This past week my Contracts class examined mass market transactions, the contract of adhesion and the doctrine of unconscionability. Yesterday, Overlawyered featured a post on Judge Easterbrook's opinion in IFC Credit Corp. v. United Business & Industrial Federal Credit Union. The case is jammed with scintillating issues of commercial law-- a veritable bag of chips with no diminishing marginal returns. Of note for Contracts students is this excerpt on the enforceability of non-negotiated terms in a standard form agreement (citation omitted):
Ever since Carnival Cruise Lines, Inc. v. Shute enforced a forum-selection clause printed in tiny type on the back of a cruise-ship ticket, it has been hard to find decisions holding terms invalid on the ground that something is wrong with non-negotiable terms in form contracts. As long as the market is competitive, sellers must adopt terms that buyers find acceptable; onerous terms just lead to lower prices. If buyers prefer juries, then an agreement waiving a jury comes with a lower price to compensate buyers for the loss-though if bench trials reduce the cost of litigation, then sellers may be better off even at the lower price, for they may save more in legal expenses than they forego in receipts from customers.
There is no difference in principle between the content of a seller's form contract and the content of that seller's products. The judiciary does not monitor the content of the products, demanding that a telecom switch provide 50 circuits even though the seller promised (and delivered) 40 circuits. It does not matter that the seller's offer was non-negotiable (if, say, it offered 40-circuit boxes and 100-circuit boxes, but nothing in between); just so with procedural clauses, such as jury waivers. As long as the price is negotiable and the customer may shop elsewhere, consumer protection comes from competition rather than judicial intervention. Making the institution of contract unreliable by trying to adjust matters ex post in favor of the weaker party will just make weaker parties worse off in the long run.
For the last statement, Judge Easterbrook cites to the court's opinion in Original Great American Chocolate Chip Cookie Co. v. River Valley Cookies, Ltd., (Posner, J. 1992):
The idea that favoring one side or the other in a class of contract disputes can redistribute wealth is one of the most persistent illusions of judicial power. It comes from failing to consider the full consequences of legal decisions. Courts deciding contract cases cannot durably shift the balance of advantages to the weaker side of the market; they can only make contracts more costly to that side in the future, because [the other side] will demand compensation for bearing onerous terms.
All true. Yet, I doubt that the next edition of Farnsworth, et al, Contracts will omit the section on contract "fairness."

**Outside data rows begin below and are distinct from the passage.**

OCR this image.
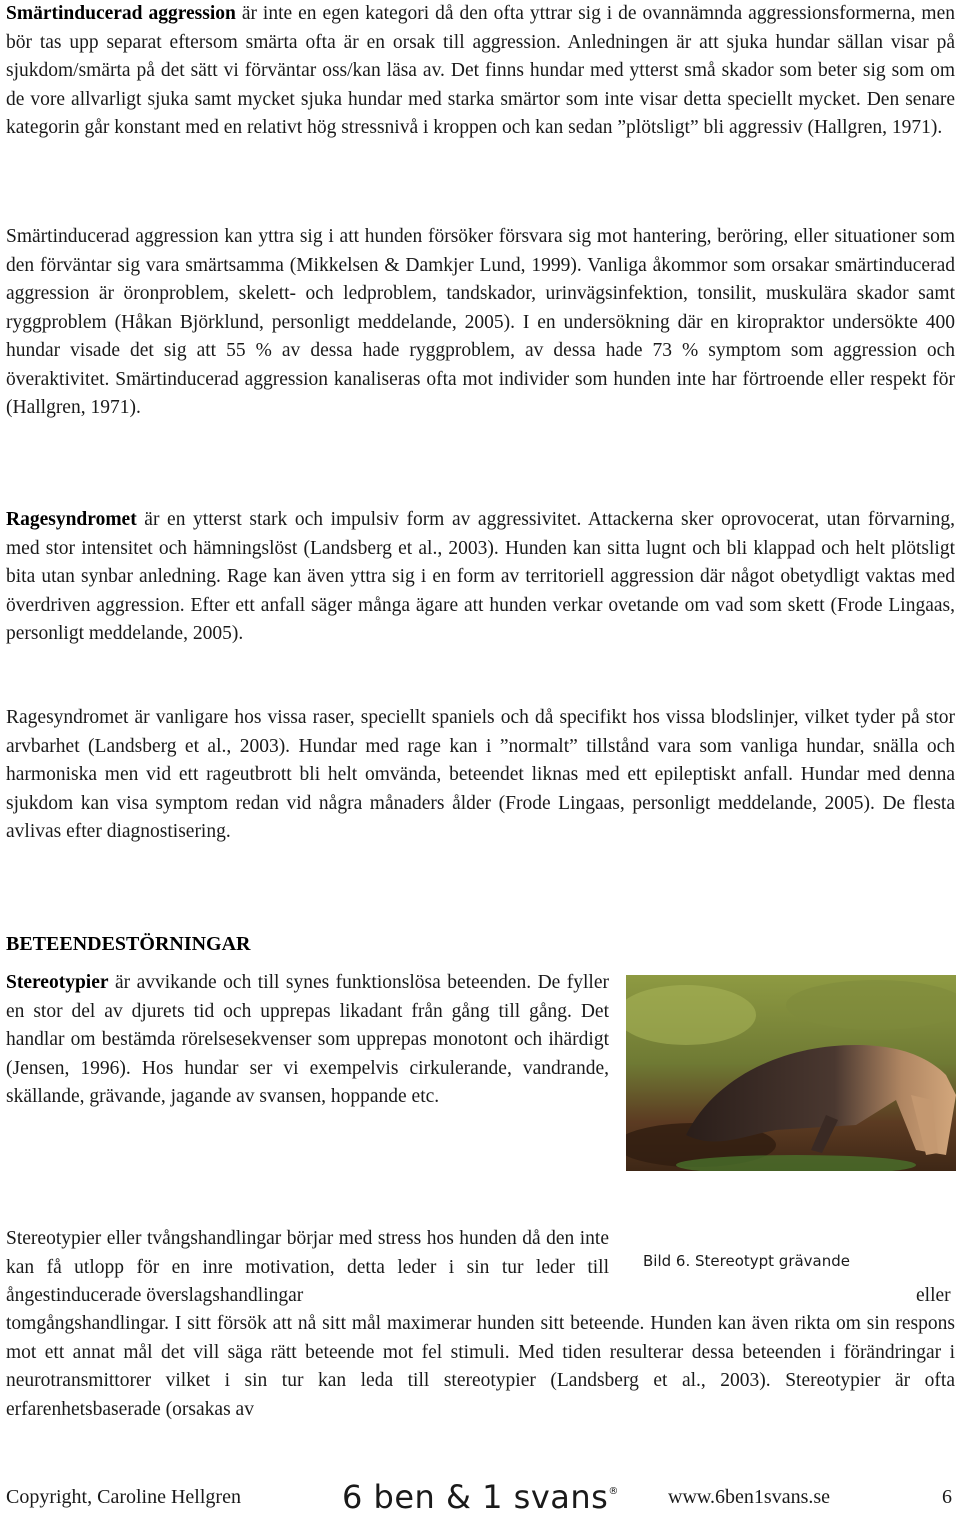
Smärtinducerad aggression är inte en egen kategori då den ofta yttrar sig i de ovannämnda aggressionsformerna, men bör tas upp separat eftersom smärta ofta är en orsak till aggression. Anledningen är att sjuka hundar sällan visar på sjukdom/smärta på det sätt vi förväntar oss/kan läsa av. Det finns hundar med ytterst små skador som beter sig som om de vore allvarligt sjuka samt mycket sjuka hundar med starka smärtor som inte visar detta speciellt mycket. Den senare kategorin går konstant med en relativt hög stressnivå i kroppen och kan sedan ”plötsligt” bli aggressiv (Hallgren, 1971).

Smärtinducerad aggression kan yttra sig i att hunden försöker försvara sig mot hantering, beröring, eller situationer som den förväntar sig vara smärtsamma (Mikkelsen & Damkjer Lund, 1999). Vanliga åkommor som orsakar smärtinducerad aggression är öronproblem, skelett- och ledproblem, tandskador, urinvägsinfektion, tonsilit, muskulära skador samt ryggproblem (Håkan Björklund, personligt meddelande, 2005). I en undersökning där en kiropraktor undersökte 400 hundar visade det sig att 55 % av dessa hade ryggproblem, av dessa hade 73 % symptom som aggression och överaktivitet. Smärtinducerad aggression kanaliseras ofta mot individer som hunden inte har förtroende eller respekt för (Hallgren, 1971).

Ragesyndromet är en ytterst stark och impulsiv form av aggressivitet. Attackerna sker oprovocerat, utan förvarning, med stor intensitet och hämningslöst (Landsberg et al., 2003). Hunden kan sitta lugnt och bli klappad och helt plötsligt bita utan synbar anledning. Rage kan även yttra sig i en form av territoriell aggression där något obetydligt vaktas med överdriven aggression. Efter ett anfall säger många ägare att hunden verkar ovetande om vad som skett (Frode Lingaas, personligt meddelande, 2005).

Ragesyndromet är vanligare hos vissa raser, speciellt spaniels och då specifikt hos vissa blodslinjer, vilket tyder på stor arvbarhet (Landsberg et al., 2003). Hundar med rage kan i ”normalt” tillstånd vara som vanliga hundar, snälla och harmoniska men vid ett rageutbrott bli helt omvända, beteendet liknas med ett epileptiskt anfall. Hundar med denna sjukdom kan visa symptom redan vid några månaders ålder (Frode Lingaas, personligt meddelande, 2005). De flesta avlivas efter diagnostisering.

BETEENDESTÖRNINGAR

Stereotypier är avvikande och till synes funktionslösa beteenden. De fyller en stor del av djurets tid och upprepas likadant från gång till gång. Det handlar om bestämda rörelsesekvenser som upprepas monotont och ihärdigt (Jensen, 1996). Hos hundar ser vi exempelvis cirkulerande, vandrande, skällande, grävande, jagande av svansen, hoppande etc.

Stereotypier eller tvångshandlingar börjar med stress hos hunden då den inte kan få utlopp för en inre motivation, detta leder i sin tur leder till ångestinducerade överslagshandlingar	eller

Bild 6. Stereotypt grävande

tomgångshandlingar. I sitt försök att nå sitt mål maximerar hunden sitt beteende. Hunden kan även rikta om sin respons mot ett annat mål det vill säga rätt beteende mot fel stimuli. Med tiden resulterar dessa beteenden i förändringar i neurotransmittorer vilket i sin tur kan leda till stereotypier (Landsberg et al., 2003). Stereotypier är ofta erfarenhetsbaserade (orsakas av

Copyright, Caroline Hellgren	6 ben & 1 svans® www.6ben1svans.se	6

Cross posted at Red Lion Reports.
3 comments:
Judicial intervention into contracts does no good when:
1. The parties are perfectly informed, with no relevant informational asymmetries.
2. The parties are perfectly rational.
3. Neither party has market power, including bilateral monopolies.
4. The transaction is a spot transaction, with no relational component.
5. The relevant contractual term has a unique meaning.
6. There are no externalities.
In other words, there is no point to judicial intervention in a colloquy between Judges Easterbrook and Posner. Mileage may vary for the rest of the world.
-Joe S.
Judge Easterbrook's waving of the magic wand of 'competition' might emit pretty sparks, but even those sparks illuminate the wand's shortcomings. "As long as the market is competitive" might be a necessary, but it's not a sufficient.
Informational asymmetries impede efficient contracting regardless of the competitiveness of the market, and judicial recognition of the truth that information in adhesion contracts is not equally held between the two parties is "caving in" to reality, not favoritism.
It's the economic equivalent of saying emancipation is sufficient for democracy, who needs freedom of speech or press?
Does the "as long as the market is competitive" language speak to the increasing trend where entire industries use the exact same boilerplate language? Hypothetically, all photographers in a given market employ the same limitation of liability language. If a consumer wants to hire a photographer, he/she has no choice but to agree to the language regardless of the provider.